Lantos’ life story is an amazing one by any standard. He was a teenager when he and his family were imprisoned by the Nazis. He eventually got away, aided by the legendary Raoul Wallenberg, the Swedish diplomat who rescued thousands of Hungarian Jews. After the war, Lantos reunited with his childhood sweetheart, Annette, who became his wife of 58 years. He won a scholarship to study in America, enrolled in the University of Washington, and went on to get a doctorate in economics at Berkeley. He ran for Congress in 1980, and held his seat ever since then.
“It is only in the United States that a penniless survivor of the Holocaust and a fighter in the anti-Nazi underground could have received an education, raised a family and had the privilege of serving the last three decades of his life as a member of Congress,” Lantos said last month. “I will never be able to express fully my profoundly felt gratitude to this great country.”
Lantos was wrong.
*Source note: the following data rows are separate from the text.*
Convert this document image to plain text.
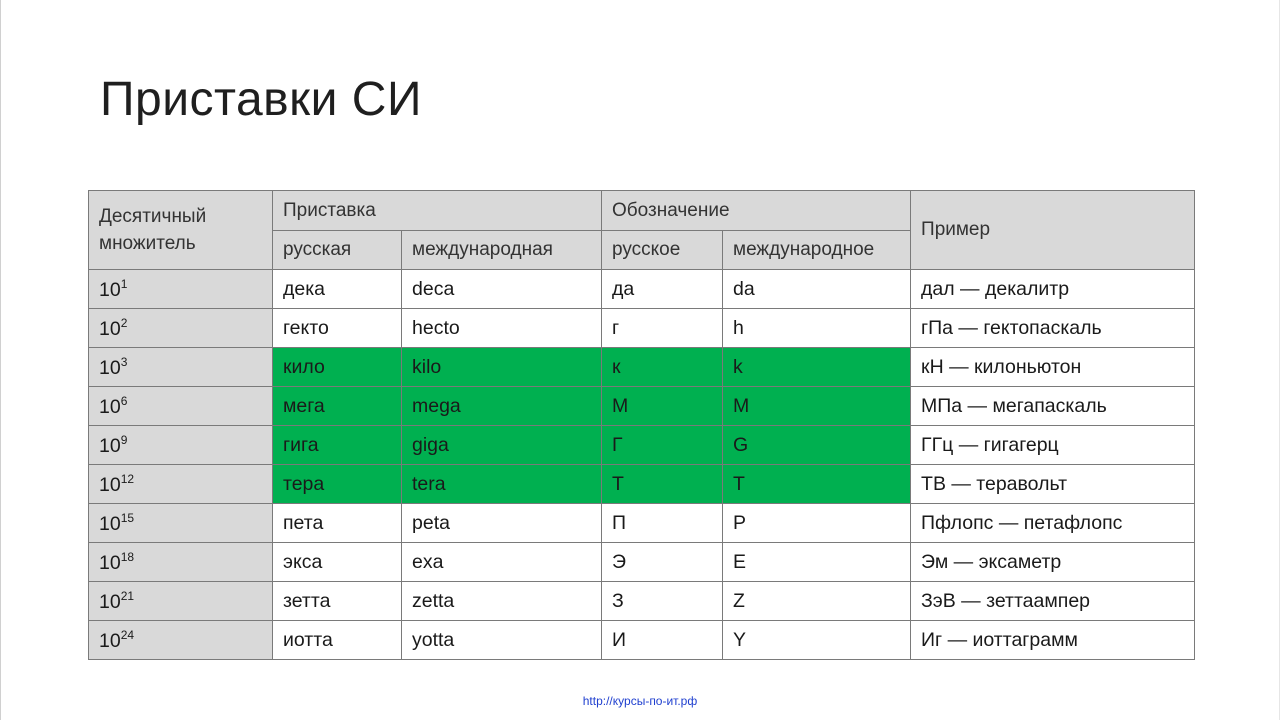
Приставки СИ
Десятичный множитель	Приставка		Обозначение		Пример
	русская	международная	русское	международное	
$10^1$	дека	deca	да	da	дал — декалитр
$10^2$	гекто	hecto	г	h	гПа — гектопаскаль
$10^3$	кило	kilo	к	k	кН — килоньютон
$10^6$	мега	mega	М	M	МПа — мегапаскаль
$10^9$	гига	giga	Г	G	ГГц — гигагерц
$10^{12}$	тера	tera	Т	T	ТВ — теравольт
$10^{15}$	пета	peta	П	P	Пфлопс — петафлопс
$10^{18}$	экса	exa	Э	E	Эм — эксаметр
$10^{21}$	зетта	zetta	З	Z	ЗэВ — зеттаампер
$10^{24}$	иотта	yotta	И	Y	Иг — иоттаграмм
http://курсы-по-ит.рф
With his service to America and humanity, he expressed it well indeed.
1 Comments:
Thank you, Mr. Cooklis, for your insightful commentary on the achievements of Congressman Lantos.
I had the good fortune to hear the Congreesman and Holocaust survivor speak a few years ago; what a remarkable life he had. You captured this well in your piece.
I appreciate the fact that you wrote of his legacy for the ENQUIRER readers.